Blackberry’s chairman announced that the former smartphone heavyweight will begin exploring “strategic alternatives” to address its dwindling market share and placate unhappy shareholders. As I’ve said before, it ultimately makes sense for Blackberry to ditch its OS team, adopt Android, and just concentrate on two businesses: hardware and enterprise services like encrypted email and messaging. It seems logical for a few reasons:
1. Blackberries always had better hardware than software. In an age of indistinguishable Android OEMs, Blackberry would provide a familiar name and form factor. Plus, Samsung’s recent Galaxy S4 was knocked for the same reason HTC’s One was praised: hardware quality.

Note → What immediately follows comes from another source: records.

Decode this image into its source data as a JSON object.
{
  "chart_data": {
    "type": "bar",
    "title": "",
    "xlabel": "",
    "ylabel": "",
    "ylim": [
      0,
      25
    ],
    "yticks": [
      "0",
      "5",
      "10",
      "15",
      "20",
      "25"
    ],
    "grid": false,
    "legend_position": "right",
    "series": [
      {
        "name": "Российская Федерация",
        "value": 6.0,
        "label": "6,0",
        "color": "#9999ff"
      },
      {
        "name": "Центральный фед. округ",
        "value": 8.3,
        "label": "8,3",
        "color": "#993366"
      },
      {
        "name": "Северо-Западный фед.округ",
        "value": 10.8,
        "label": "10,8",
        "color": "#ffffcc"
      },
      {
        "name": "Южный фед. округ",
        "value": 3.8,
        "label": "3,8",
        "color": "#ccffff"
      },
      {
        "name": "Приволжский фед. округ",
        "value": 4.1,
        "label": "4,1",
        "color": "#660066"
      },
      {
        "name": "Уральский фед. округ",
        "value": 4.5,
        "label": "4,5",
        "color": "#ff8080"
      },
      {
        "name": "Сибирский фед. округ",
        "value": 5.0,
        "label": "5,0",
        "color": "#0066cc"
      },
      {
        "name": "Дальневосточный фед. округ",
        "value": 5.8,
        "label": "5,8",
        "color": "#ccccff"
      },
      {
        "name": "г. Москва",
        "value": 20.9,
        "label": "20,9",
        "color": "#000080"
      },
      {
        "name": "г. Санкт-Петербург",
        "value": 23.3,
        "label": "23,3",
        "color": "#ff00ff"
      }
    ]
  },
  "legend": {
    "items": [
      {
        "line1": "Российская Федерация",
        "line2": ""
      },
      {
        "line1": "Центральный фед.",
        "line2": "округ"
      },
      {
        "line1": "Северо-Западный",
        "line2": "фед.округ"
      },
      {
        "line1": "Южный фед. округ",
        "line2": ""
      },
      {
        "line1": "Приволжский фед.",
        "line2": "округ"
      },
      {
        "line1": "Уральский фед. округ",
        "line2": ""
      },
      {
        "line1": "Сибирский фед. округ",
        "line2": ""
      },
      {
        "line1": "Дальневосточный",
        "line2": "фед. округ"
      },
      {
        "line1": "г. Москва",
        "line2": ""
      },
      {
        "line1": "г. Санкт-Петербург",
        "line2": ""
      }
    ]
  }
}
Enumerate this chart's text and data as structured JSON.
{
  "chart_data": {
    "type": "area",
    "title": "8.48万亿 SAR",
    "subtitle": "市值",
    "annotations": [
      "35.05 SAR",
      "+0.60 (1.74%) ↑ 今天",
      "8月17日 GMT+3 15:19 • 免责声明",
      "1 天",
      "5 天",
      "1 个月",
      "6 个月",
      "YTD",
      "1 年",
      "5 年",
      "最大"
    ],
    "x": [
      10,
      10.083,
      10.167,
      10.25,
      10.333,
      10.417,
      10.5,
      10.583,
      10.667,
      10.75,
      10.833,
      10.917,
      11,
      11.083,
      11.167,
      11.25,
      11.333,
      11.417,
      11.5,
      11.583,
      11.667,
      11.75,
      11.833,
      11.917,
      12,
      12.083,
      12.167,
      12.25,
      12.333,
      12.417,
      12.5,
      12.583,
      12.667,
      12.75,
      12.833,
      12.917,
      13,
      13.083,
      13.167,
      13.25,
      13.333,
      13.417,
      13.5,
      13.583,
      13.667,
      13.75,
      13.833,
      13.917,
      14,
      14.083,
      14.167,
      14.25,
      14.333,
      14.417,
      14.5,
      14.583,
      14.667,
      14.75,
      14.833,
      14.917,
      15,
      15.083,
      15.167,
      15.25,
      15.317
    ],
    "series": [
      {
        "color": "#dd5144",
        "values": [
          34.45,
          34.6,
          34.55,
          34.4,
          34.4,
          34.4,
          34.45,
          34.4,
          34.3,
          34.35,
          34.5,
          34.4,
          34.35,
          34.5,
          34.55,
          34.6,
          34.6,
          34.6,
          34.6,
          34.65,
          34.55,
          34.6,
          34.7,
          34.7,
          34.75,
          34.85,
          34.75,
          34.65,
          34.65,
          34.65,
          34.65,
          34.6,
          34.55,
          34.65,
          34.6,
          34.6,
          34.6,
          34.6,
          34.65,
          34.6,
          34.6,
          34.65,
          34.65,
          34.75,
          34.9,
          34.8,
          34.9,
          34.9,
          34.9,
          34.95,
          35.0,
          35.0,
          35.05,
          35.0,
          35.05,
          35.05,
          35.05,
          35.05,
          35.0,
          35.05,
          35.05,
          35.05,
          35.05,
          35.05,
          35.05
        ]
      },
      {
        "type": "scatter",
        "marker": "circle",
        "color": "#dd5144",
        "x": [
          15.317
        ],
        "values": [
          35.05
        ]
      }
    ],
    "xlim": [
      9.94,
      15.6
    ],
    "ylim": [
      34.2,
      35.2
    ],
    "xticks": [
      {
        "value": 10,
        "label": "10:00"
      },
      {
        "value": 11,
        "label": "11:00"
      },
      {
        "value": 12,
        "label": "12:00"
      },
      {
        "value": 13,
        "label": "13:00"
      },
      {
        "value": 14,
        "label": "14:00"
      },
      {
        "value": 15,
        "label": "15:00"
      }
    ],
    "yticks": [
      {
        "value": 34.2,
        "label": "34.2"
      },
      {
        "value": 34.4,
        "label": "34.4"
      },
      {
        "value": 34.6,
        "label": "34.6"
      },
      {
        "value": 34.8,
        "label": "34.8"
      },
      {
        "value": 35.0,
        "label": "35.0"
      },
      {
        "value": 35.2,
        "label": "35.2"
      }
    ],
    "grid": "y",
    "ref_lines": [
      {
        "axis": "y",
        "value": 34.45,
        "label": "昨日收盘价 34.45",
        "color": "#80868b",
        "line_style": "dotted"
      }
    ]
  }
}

2. Blackberries were – and in a few cases, still are – the go-to enterprise device of the early-mid 2000s. Although most businesses are switching over to BYOD, Blackberry would be wise to offer its phones bundled enterprise software , much the same way Samsung has tried to convince business customers that its S4 can switch between work and play using its “Knox” business-division feature.
3. Blackberry would ultimately save massive amounts of money on OS development, since Google’s engineers would be doing all the hard work. Granted, Blackberry would take huge accounting charges in its next quarter due to severance costs, but it would, ultimately, make the company a leaner, and possibly more profitable organization. Either way, it’s better than bankruptcy.
4. The name “Blackberry Ice Cream Sandwich” just works.